All CASSE policy projects are designed for advancing our top 15 policy recommendations:

 

  1. Formally adopt the steady state economy as the overarching economic goal. In the USA, for example, this should be specified in legislation, namely a Steady State Economy Act (1).
  2. Maintain a network of conservation areas sufficient in size and diversity to ensure the long-term provision of vital ecosystem services. (6)
  3. Stabilize population, and aim for a long-term population size that enables a high standard of living for everyone without undermining ecological systems and the life-support services they provide. (4)
  4. Gradually reset existing fiscal, monetary, and trade policy levers from growth toward a steady state. For example, manage the money supply and redevelop the tax code with the new macroeconomic policy goal as a guide. (1,2)
  5. Limit the range of inequality in income and wealth, including both a minimum and maximum allowable income. Implement tax reforms to tax “bads” (e.g., pollution and depletion of natural resources) rather than goods (e.g., income from wages). (1,4)
  6. Employ cap-auction-trade systems in the commons sector for allocating basic resources. Set caps based on biophysical limits. Use auctions to distribute rights to extract resources. Equitably redistribute auction payments through public trusts. Implement a trading system for extraction rights to achieve efficient allocation of resources to those uses with the highest demand. (4)
  7. Establish a more flexible working day, week, and year to provide more opportunities for people to decide how to use their own time and to alleviate employment pressures. (4)
  8. Overhaul banking regulations, starting with gradual elimination of fractional reserve banking, such that the monetary system moves away from a debt structure that requires continuous economic growth. (3)
  9. Adjust zoning policies to limit sprawl and promote energy conservation.
  10. Continue to monitor GDP, but interpret it as a measure of the size of the economy and an indicator of environmental impact. Use other indices to measure economic welfare and social progress, such as the Genuine Progress Indicator. (1,3)
  11. Prevent unconstrained capital mobility so that financial resources are more directly tied to the real assets they represent. (4)
  12. Work toward full internalization of costs in prices (e.g., costs associated with environmental protection and fair labor laws), and adopt compensating tariffs to protect efficient national policies of cost internalization from standards-lowering competition from other countries. (4)
  13. Institute policies that move away from globalization and toward localization to conserve energy resources, provide high-quality local jobs, and maintain local decision-making authority. (3,4)
  14. Limit the scope of advertising to prevent unnecessary demand stimulation and wasteful consumption.
  15. Establish a Bureau of Population and Consumption to replace the Council of Economic Advisers and to report on sustainability criteria. (1)

 

Sources

1. Czech, B. 2013. Supply Shock: Economic Growth at the Crossroads and the Steady State Solution. New Society Publishers, Gabriola Island, British Columbia. 367pp.

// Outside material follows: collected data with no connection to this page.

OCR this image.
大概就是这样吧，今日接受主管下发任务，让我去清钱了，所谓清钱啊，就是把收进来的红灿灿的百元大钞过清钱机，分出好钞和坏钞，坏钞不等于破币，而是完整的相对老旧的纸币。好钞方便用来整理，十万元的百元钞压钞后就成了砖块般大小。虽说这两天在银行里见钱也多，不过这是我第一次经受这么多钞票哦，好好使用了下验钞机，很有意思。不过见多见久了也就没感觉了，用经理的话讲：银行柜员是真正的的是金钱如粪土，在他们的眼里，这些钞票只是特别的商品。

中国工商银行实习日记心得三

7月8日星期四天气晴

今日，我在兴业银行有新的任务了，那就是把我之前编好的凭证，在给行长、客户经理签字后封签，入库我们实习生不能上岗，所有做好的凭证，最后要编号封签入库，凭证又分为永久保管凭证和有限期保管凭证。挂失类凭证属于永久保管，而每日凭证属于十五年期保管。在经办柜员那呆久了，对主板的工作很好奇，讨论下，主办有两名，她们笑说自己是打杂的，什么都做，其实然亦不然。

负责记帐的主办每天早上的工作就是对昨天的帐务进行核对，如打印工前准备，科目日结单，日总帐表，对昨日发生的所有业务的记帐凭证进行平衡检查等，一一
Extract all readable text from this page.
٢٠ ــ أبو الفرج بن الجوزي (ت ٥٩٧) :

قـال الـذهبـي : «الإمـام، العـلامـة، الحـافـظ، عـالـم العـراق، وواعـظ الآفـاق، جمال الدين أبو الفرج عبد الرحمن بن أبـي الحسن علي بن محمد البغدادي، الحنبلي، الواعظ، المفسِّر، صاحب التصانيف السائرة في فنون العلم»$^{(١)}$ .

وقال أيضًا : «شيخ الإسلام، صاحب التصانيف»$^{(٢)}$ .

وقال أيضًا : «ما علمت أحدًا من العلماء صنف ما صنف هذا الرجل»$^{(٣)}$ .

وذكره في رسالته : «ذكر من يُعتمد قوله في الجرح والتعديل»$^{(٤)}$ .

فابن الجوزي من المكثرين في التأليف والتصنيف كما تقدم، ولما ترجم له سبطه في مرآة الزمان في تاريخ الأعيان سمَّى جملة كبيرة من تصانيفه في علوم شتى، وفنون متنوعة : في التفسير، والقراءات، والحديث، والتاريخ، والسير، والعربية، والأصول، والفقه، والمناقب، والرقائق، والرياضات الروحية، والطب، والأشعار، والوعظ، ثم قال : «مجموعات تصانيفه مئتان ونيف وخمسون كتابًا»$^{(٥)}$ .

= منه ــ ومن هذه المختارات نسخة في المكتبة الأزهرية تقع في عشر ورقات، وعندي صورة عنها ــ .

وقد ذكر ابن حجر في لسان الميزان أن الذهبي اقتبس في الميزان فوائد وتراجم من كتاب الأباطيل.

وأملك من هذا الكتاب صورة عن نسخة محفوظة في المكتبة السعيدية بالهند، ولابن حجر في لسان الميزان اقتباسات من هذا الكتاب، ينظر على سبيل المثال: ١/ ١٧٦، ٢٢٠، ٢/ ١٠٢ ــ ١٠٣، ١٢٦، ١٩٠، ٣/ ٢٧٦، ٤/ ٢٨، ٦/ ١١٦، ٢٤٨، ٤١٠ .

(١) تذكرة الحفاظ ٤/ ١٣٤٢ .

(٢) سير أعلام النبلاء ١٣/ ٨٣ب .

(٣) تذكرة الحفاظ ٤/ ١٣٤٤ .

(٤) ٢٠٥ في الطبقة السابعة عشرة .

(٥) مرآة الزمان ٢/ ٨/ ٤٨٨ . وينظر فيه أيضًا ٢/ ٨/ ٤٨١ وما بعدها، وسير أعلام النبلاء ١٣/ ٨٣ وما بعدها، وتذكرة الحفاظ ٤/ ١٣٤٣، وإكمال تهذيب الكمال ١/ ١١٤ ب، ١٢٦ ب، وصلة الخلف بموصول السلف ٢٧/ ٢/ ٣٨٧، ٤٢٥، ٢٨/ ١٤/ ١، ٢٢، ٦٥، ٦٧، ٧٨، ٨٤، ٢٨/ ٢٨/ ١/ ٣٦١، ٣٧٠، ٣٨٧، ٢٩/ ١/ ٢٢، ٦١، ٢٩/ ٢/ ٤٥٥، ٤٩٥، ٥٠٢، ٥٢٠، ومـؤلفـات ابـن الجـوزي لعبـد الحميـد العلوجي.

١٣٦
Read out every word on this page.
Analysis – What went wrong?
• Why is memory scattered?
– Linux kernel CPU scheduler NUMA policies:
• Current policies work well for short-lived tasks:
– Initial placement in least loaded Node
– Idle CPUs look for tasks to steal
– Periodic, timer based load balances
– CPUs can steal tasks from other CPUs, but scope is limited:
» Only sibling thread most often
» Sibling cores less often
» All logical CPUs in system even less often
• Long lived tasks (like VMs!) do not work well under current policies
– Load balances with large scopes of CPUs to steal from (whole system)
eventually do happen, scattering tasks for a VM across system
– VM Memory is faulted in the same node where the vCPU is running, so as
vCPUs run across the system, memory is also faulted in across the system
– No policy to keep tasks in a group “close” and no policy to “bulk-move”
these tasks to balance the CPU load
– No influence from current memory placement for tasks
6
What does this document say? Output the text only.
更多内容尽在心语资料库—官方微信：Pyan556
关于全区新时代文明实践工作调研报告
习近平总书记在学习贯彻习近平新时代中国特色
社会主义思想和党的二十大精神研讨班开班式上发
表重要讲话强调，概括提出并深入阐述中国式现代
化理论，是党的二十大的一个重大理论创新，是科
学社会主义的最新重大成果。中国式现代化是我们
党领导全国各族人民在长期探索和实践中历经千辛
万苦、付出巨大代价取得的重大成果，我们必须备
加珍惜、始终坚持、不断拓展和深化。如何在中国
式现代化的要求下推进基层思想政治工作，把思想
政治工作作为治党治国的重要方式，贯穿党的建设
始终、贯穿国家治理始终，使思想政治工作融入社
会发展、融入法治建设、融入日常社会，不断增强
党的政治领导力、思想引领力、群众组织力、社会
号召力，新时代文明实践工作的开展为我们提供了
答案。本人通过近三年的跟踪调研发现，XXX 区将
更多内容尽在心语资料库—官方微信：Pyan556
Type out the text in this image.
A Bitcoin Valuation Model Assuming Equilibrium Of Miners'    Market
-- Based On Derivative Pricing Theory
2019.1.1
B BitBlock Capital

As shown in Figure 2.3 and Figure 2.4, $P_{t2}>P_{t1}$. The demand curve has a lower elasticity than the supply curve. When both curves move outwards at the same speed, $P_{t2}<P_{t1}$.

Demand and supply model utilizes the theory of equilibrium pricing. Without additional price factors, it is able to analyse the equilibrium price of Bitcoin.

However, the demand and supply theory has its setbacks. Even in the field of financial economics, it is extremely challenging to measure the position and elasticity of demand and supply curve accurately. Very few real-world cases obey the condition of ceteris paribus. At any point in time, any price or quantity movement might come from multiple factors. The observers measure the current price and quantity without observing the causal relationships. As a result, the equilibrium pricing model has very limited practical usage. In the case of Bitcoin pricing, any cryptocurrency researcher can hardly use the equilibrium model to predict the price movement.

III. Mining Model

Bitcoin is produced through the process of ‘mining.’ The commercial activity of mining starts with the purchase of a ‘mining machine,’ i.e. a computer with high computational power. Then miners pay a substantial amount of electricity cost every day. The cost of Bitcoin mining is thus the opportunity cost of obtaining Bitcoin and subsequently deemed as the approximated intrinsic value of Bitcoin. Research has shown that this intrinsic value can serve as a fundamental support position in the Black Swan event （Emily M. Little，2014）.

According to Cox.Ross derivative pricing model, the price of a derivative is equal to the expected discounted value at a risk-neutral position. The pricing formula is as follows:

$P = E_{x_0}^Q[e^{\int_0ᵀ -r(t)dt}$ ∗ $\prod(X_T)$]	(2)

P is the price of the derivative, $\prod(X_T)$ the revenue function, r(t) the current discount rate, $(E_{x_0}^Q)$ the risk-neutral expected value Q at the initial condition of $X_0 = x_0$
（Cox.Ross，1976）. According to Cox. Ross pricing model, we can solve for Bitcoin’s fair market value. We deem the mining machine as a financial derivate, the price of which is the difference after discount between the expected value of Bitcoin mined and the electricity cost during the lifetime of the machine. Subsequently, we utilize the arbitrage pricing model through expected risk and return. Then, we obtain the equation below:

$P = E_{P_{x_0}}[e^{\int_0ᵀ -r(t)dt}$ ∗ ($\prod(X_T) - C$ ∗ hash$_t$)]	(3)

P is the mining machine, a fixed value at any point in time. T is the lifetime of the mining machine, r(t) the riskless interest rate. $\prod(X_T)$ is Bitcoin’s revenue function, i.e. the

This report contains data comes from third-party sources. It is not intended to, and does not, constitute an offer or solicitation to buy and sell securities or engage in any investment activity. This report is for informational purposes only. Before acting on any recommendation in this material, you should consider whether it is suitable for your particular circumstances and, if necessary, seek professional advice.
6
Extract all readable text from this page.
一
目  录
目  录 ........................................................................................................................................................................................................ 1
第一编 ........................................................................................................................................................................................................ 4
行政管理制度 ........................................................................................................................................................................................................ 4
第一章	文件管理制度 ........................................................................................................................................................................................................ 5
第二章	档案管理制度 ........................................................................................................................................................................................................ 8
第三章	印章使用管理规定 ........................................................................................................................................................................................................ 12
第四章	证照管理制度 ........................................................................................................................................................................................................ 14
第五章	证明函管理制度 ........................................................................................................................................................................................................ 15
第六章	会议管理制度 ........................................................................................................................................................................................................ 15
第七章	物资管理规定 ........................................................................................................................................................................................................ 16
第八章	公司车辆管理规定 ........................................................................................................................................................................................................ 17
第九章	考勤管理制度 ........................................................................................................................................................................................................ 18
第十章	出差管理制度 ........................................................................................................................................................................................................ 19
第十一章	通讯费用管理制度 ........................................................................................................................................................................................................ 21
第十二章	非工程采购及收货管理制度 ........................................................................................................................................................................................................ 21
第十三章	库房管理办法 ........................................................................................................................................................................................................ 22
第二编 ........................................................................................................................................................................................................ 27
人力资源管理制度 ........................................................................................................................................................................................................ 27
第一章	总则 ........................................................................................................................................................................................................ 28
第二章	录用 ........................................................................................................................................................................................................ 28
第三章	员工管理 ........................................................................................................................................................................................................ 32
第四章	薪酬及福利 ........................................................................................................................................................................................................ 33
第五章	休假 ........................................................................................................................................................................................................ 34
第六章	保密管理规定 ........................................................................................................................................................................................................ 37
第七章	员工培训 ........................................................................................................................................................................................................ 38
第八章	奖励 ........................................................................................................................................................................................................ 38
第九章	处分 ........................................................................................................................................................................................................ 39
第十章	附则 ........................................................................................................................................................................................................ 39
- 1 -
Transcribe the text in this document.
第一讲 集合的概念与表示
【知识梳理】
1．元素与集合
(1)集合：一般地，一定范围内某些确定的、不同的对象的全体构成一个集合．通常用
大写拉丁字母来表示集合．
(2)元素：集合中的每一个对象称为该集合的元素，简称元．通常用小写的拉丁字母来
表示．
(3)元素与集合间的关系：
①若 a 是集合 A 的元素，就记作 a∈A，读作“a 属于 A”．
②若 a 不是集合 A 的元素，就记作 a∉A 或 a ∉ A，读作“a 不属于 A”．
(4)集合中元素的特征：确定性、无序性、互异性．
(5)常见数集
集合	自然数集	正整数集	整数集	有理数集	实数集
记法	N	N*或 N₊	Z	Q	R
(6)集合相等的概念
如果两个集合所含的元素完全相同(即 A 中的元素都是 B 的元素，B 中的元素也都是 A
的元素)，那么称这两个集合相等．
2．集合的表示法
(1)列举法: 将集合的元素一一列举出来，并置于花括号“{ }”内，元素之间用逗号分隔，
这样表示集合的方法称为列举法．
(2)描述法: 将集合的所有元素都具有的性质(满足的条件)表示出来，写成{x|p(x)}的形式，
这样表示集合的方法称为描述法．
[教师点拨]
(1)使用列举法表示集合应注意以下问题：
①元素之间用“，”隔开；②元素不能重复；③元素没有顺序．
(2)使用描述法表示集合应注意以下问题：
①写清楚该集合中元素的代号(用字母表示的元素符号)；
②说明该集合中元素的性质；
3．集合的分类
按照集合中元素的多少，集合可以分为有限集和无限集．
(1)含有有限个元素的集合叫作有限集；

2. Czech, B. 2000. Shoveling Fuel for a Runaway Train: Errant Economists, Shameful Spenders, and a Plan to Stop Them All. University of California Press, Berkeley, California. 206pp.

3. Daly, H., and J. Farley. 2003. Ecological Economics: Principles and Applications. Island Press, Washington, DC. 450pp.

4. Daly, H. 2008. A Steady-State Economy: A Failed Growth Economy and a Steady-State Economy Are Not the Same Thing; They Are the Very Different Alternatives We Face. UK Sustainable Development Commission, London, United Kingdom.

5. Daly, H. 1973. Toward a Steady-State Economy. W. H. Freeman, San Francisco, California. 332pp.

6. Dietz, R., and B. Czech. 2005. “Conservation Deficits for the Continental United States: an Ecosystem Gap Analysis.” Conservation Biology 19(5):1478-1487.